Critical amino acids in human DNA polymerases eta and kappa involved in erroneous incorporation of oxidized nucleotides

Abstract

Oxidized DNA precursors can cause mutagenesis and carcinogenesis when they are incorporated into the genome. Some human Y-family DNA polymerases (Pols) can effectively incorporate 8-oxo-dGTP, an oxidized form of dGTP, into a position opposite a template dA. This inappropriate G:A pairing may lead to transversions of A to C. To gain insight into the mechanisms underlying erroneous nucleotide incorporation, we changed amino acids in human Poleta and Polkappa proteins that might modulate their specificity for incorporating 8-oxo-dGTP into DNA. We found that Arg61 in Poleta was crucial for erroneous nucleotide incorporation. When Arg61 was substituted with lysine (R61K), the ratio of pairing of dA to 8-oxo-dGTP compared to pairing of dC was reduced from 660:1 (wild-type Poleta) to 7 : 1 (R61K). Similarly, Tyr112 in Polkappa was crucial for erroneous nucleotide incorporation. When Tyr112 was substituted with alanine (Y112A), the ratio of pairing was reduced from 11: 1 (wild-type Polkappa) to almost 1: 1 (Y112A). Interestingly, substitution at the corresponding position in Poleta, i.e. Phe18 to alanine, did not alter the specificity. These results suggested that amino acids at distinct positions in the active sites of Poleta and Polkappa might enhance 8-oxo-dGTP to favor the syn conformation, and thus direct its misincorporation into DNA.

Figure 1.

Incorporation of oxidized dNTPs into DNA by Polκ and its Y112A mutant. The primer/template DNA (100 nM, N in the template strand represents A, C, G or T) was incubated with wild-type Polκ (10 nM) or Y112A mutant (100 nM) in the presence of 50 µM 8-oxo-dGTP (A), 8-oxo-dATP (B) or 2-OH-dATP (C) for 10 min at 37°C. Extended primers were separated by denaturing PAGE. The first lanes represent the results of control experiments where no dNTPs were added to the reaction mixtures.

Figure 2.

Incorporation of oxidized dNTPs into DNA by Polη and its R61K mutant.

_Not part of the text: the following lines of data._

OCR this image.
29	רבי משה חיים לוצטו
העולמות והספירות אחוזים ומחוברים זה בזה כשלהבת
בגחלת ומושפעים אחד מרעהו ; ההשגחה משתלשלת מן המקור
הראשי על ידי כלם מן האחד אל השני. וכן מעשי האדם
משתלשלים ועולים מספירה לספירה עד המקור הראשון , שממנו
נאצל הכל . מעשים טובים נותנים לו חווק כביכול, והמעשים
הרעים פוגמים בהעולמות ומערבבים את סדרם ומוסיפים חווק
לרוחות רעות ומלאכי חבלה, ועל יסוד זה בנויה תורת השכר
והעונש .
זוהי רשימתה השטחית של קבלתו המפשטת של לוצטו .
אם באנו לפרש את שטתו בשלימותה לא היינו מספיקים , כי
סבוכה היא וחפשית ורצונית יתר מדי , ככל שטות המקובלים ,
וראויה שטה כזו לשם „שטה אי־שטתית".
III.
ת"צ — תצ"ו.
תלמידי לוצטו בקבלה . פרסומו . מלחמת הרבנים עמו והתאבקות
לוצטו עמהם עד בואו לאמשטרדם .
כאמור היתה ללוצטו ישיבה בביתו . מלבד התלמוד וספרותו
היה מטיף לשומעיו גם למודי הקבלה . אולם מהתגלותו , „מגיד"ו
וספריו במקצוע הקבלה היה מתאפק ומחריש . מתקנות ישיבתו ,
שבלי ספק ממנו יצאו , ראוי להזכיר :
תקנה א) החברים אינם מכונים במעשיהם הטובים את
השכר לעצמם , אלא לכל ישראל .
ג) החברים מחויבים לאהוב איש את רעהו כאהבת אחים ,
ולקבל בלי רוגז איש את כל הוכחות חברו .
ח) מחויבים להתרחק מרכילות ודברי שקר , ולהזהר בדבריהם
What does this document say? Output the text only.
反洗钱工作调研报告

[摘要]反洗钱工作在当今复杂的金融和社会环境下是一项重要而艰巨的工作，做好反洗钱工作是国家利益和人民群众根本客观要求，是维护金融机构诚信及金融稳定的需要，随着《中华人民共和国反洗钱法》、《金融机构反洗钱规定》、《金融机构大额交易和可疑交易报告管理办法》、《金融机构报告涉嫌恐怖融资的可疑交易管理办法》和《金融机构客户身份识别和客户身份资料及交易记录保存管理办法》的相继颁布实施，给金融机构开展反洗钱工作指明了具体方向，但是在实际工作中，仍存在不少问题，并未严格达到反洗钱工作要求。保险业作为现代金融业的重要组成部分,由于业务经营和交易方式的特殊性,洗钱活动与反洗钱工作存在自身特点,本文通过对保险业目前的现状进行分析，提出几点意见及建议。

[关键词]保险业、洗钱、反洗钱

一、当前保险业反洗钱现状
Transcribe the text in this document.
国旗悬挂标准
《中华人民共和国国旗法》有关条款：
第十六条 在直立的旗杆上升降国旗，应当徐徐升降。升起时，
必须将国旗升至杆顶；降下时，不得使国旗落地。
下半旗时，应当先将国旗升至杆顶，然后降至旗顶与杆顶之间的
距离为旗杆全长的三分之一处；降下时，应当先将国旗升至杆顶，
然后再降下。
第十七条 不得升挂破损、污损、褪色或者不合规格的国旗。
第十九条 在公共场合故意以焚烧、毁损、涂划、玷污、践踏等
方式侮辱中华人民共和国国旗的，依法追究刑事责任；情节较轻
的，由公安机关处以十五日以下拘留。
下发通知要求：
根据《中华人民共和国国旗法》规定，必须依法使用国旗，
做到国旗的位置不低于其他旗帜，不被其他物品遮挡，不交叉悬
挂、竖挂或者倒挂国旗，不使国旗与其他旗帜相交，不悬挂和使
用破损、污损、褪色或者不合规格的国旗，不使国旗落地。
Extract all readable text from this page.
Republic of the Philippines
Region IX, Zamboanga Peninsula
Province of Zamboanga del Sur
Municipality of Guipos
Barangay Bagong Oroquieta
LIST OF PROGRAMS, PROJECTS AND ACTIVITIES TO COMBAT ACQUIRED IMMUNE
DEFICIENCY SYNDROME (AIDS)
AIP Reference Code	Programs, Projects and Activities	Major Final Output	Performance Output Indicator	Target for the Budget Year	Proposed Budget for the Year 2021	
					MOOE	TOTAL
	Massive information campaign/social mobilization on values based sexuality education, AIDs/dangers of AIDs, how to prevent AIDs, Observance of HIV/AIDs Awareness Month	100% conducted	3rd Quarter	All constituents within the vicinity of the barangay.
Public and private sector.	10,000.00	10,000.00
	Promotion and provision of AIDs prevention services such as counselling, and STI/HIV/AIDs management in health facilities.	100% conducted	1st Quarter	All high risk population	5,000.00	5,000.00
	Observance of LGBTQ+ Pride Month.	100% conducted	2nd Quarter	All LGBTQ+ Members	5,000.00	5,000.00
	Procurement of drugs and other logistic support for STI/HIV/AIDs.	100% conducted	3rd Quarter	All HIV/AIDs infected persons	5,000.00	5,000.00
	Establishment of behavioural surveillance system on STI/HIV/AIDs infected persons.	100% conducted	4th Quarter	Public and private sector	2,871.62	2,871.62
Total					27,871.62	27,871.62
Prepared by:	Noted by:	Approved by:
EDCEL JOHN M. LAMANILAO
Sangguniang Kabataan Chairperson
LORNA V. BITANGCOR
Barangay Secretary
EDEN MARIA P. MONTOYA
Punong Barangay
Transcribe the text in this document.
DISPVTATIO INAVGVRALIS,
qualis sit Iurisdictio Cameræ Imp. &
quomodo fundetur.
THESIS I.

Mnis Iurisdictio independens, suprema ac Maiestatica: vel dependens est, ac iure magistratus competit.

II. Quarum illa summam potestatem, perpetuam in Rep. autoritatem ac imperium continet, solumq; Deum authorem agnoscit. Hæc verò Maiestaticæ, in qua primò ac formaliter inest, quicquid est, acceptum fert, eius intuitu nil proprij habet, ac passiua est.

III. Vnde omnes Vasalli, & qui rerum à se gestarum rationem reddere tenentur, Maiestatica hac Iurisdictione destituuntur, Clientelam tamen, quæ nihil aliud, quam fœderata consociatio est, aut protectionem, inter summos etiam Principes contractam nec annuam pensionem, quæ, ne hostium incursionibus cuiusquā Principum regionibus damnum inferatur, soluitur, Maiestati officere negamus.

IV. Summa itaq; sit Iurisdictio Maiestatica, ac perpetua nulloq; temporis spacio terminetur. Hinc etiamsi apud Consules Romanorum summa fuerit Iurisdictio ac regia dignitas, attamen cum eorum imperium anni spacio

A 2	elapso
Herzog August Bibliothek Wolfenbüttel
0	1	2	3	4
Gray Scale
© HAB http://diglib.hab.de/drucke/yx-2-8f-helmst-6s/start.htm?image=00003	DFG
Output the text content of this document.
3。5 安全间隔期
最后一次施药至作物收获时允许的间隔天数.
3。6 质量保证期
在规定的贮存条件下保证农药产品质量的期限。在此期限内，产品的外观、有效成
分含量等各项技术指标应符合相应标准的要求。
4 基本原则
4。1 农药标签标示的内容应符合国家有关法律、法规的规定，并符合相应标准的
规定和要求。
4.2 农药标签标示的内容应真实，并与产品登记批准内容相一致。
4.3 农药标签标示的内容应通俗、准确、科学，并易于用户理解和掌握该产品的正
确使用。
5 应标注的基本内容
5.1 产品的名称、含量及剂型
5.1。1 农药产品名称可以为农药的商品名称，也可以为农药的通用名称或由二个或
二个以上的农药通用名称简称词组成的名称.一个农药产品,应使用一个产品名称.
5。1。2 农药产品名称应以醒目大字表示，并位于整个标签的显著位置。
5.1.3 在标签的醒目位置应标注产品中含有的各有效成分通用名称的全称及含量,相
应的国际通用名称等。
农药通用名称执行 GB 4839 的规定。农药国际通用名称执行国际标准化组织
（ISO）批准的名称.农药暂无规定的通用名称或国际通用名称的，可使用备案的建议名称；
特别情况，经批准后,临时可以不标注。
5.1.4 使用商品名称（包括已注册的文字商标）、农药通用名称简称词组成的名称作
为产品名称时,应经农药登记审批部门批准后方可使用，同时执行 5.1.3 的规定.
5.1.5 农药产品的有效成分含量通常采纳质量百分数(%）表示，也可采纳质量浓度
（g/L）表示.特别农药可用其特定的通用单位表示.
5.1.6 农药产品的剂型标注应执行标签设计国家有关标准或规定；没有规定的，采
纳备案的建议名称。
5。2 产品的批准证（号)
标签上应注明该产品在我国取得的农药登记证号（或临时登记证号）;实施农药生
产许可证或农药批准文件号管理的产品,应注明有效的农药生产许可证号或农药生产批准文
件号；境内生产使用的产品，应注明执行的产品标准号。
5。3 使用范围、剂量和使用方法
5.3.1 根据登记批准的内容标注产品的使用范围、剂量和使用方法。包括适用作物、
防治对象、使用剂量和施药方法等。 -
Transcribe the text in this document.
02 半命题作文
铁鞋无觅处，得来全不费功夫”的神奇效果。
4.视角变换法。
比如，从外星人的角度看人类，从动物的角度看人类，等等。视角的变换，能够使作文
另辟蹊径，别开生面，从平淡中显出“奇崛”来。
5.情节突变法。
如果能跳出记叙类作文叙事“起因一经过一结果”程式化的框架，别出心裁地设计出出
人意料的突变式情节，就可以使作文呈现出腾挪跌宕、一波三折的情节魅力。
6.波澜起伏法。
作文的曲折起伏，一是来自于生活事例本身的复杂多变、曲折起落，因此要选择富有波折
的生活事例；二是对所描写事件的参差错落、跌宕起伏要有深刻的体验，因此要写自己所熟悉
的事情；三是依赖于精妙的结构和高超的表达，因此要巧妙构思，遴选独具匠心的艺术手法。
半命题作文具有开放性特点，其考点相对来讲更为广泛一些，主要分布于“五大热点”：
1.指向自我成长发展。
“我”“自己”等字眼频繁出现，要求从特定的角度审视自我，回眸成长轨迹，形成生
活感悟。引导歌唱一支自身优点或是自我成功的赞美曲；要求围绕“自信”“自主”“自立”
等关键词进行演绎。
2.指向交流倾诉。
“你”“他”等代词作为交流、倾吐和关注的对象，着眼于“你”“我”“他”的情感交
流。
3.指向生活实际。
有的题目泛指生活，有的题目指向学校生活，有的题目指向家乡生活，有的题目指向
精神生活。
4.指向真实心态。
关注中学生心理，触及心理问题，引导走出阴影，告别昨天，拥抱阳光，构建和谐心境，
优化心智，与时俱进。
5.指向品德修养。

The primer/template DNA (100 nM, N in the template strand represents A, C, G or T) was incubated with wild-type Polη and R61K mutant (5 nM) in the presence of 50 µM 8-oxo-dGTP (A), 8-oxo-dATP (B) or 2-OH-dATP (C) for 10 min at 37°C. Extended primers were separated by denaturing PAGE. The first lanes represent the results of control experiments where no dNTPs were added to the reaction mixtures.

Figure 3.

Molecular models of the incoming 8-oxo-dGTP in the active site of Polη. When the incoming 8-oxo-dGTP (cyan stick) forms the anti conformation (left panels), the side chain of arginine (displayed as a purple stick) may sterically clash with O⁸ (red ball) of the incoming 8-oxo-dGTP, which may be the reason for the poor incorporation of 8-oxo-dGTP opposite template dC (green stick) (A). Proper pairing with template dC can be achieved, however, when arginine is substituted with lysine (B) or alanine (C) because of no steric hindrance. An electrostatic interaction between the lysine residue and O⁸ of 8-oxo-dGTP may facilitate the incorporation of 8-oxo-dGTP opposite template dC (B). When the incoming 8-oxo-dGTP forms the syn conformation (right panels), there appear no steric or electrostatic interactions between the amino acids and O⁸ of 8-oxo-dGTP (A–C). All models were constructed based on the crystal structure of yeast Polη [PDB#2R8J (21)]. The active site of Polη is displayed as Gaussian surface (colored according to its electric charge).